Él sonrió y se encogió de hombros.

Julia lo siguió por un pasillo estrecho lleno de fotos de familia y objetos religiosos: varios retratos del inspector Rice de joven, su difunta mujer —supuso ella— y tres hijos; un crucifijo y una hoja de palma seca; una foto de un nieto, probablemente, al lado de una imagen de Jesús…

El inspector Rice musitó algo mientras la guiaba por el pasillo.

—¿Cómo? —contestó ella.

Se volvió y la miró por encima del hombro.

—Nada, que tienes coche nuevo.

—Ah, sí. —Señaló hacia atrás con el pulgar—. Supongo que he subido de nivel desde la última vez que nos vimos.

Observó que ya no tenía la misma altura. Mientras lo seguía, pensó que, aunque todavía era alto, la enfermedad le había robado varios centímetros.

—He pensado que podemos ponernos aquí.

Lo dijo señalando la primera estancia con la que se toparon. Y no había duda de que era una salita de estar, algo que Julia solo veía en casas de gente mayor. Como en todas las que había visto, la del inspector no invitaba mucho a socializar, a pesar de que, obviamente, su función era recibir visitas. La sala estaba dispuesta alrededor de dos sillones reclinables grandes con una mesa entre ambos.

El inspector le indicó que se sentara en el sillón de la derecha y él siguió por el pasillo.

Ella esperó un segundo y luego se asomó. Había una puerta a la derecha y al final estaba la cocina. No oyó nada.

Volvió a la sala de estar. «Respira hondo», pensó y, acto seguido, inspiró.

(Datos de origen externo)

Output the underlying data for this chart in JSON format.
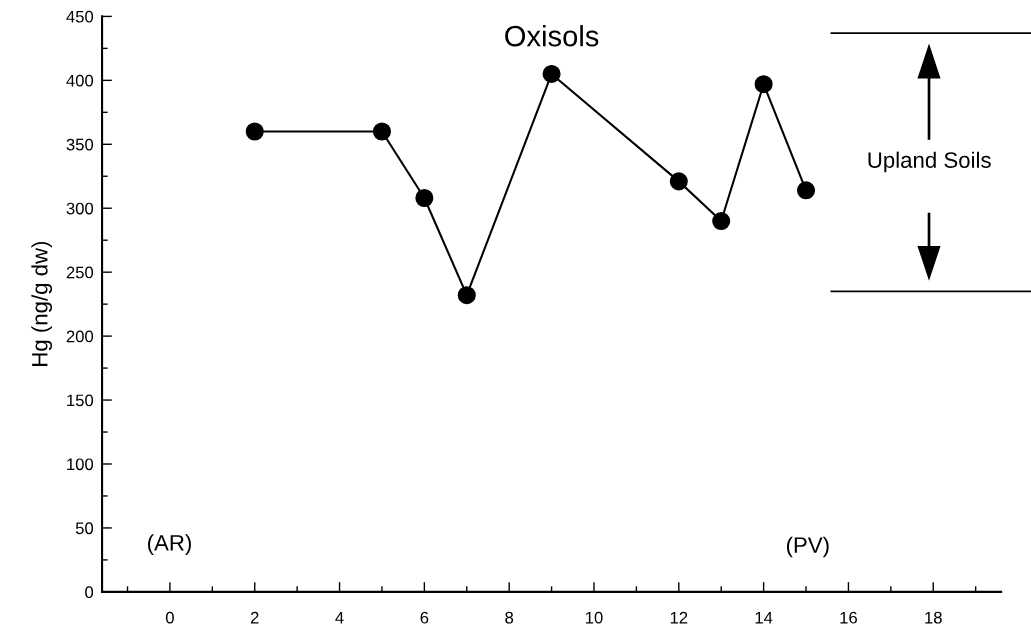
{
  "chart_data": {
    "type": "line",
    "title": "Oxisols",
    "ylabel": "Hg (ng/g dw)",
    "x": [
      2,
      5,
      6,
      7,
      9,
      12,
      13,
      14,
      15
    ],
    "series": [
      {
        "color": "#000000",
        "values": [
          360,
          360,
          308,
          232,
          405,
          321,
          290,
          397,
          314
        ]
      }
    ],
    "marker": "circle",
    "line_style": "solid",
    "grid": false,
    "xlim": [
      -1.6,
      19.6
    ],
    "xticks": [
      {
        "value": -1,
        "label": null
      },
      0,
      {
        "value": 1,
        "label": null
      },
      2,
      {
        "value": 3,
        "label": null
      },
      4,
      {
        "value": 5,
        "label": null
      },
      6,
      {
        "value": 7,
        "label": null
      },
      8,
      {
        "value": 9,
        "label": null
      },
      10,
      {
        "value": 11,
        "label": null
      },
      12,
      {
        "value": 13,
        "label": null
      },
      14,
      {
        "value": 15,
        "label": null
      },
      16,
      {
        "value": 17,
        "label": null
      },
      18,
      {
        "value": 19,
        "label": null
      }
    ],
    "ylim": [
      0,
      450
    ],
    "yticks": [
      0,
      {
        "value": 25,
        "label": null
      },
      50,
      {
        "value": 75,
        "label": null
      },
      100,
      {
        "value": 125,
        "label": null
      },
      150,
      {
        "value": 175,
        "label": null
      },
      200,
      {
        "value": 225,
        "label": null
      },
      250,
      {
        "value": 275,
        "label": null
      },
      300,
      {
        "value": 325,
        "label": null
      },
      350,
      {
        "value": 375,
        "label": null
      },
      400,
      {
        "value": 425,
        "label": null
      },
      450
    ],
    "ref_lines": [
      {
        "axis": "y",
        "value": 437,
        "color": "#000000"
      },
      {
        "axis": "y",
        "value": 235,
        "color": "#000000"
      }
    ],
    "annotations": [
      "(AR)",
      "(PV)",
      "Upland Soils"
    ]
  }
}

Fue hacia la ventana panorámica que había al otro lado de la estancia. Daba a Maple Drive, a una casa grande que había enfrente. La superficie de cristal irradiaba frío; Julia la tocó con un dedo tembloroso. Pocas cosas había más desapacibles que Maine en el mes de febrero.

Los meses fríos eran duros; siempre había sido así. Todos los años a Julia le tocaba afrontar el otoño y el invierno de Maine, que nada tenían que ver con las versiones nostálgicas que ella recordaba. Empezaba a nevar en diciembre y paraba en abril. Y después de un invierno concreto, cuando vio por última vez al inspector, todos albergaban cierta melancolía existencial que había que quitar a palazos, como la nieve.

—No se acaba nunca, ¿verdad?

Ella se sobresaltó al oírlo. Él estaba de nuevo en la puerta, sonriendo. Había ido a por café y venía con dos tazas. Ella espiró, seguramente haciendo patente su alivio.

Rice volvió a señalar el sillón y esa vez Julia ya sí se sentó. Aceptó una de las tazas y lo observó mientras se acomodaba en el otro. El olor que percibió no era de café; era té, de hecho. Lo probó y le pareció que estaba demasiado dulce. Eso la sorprendió.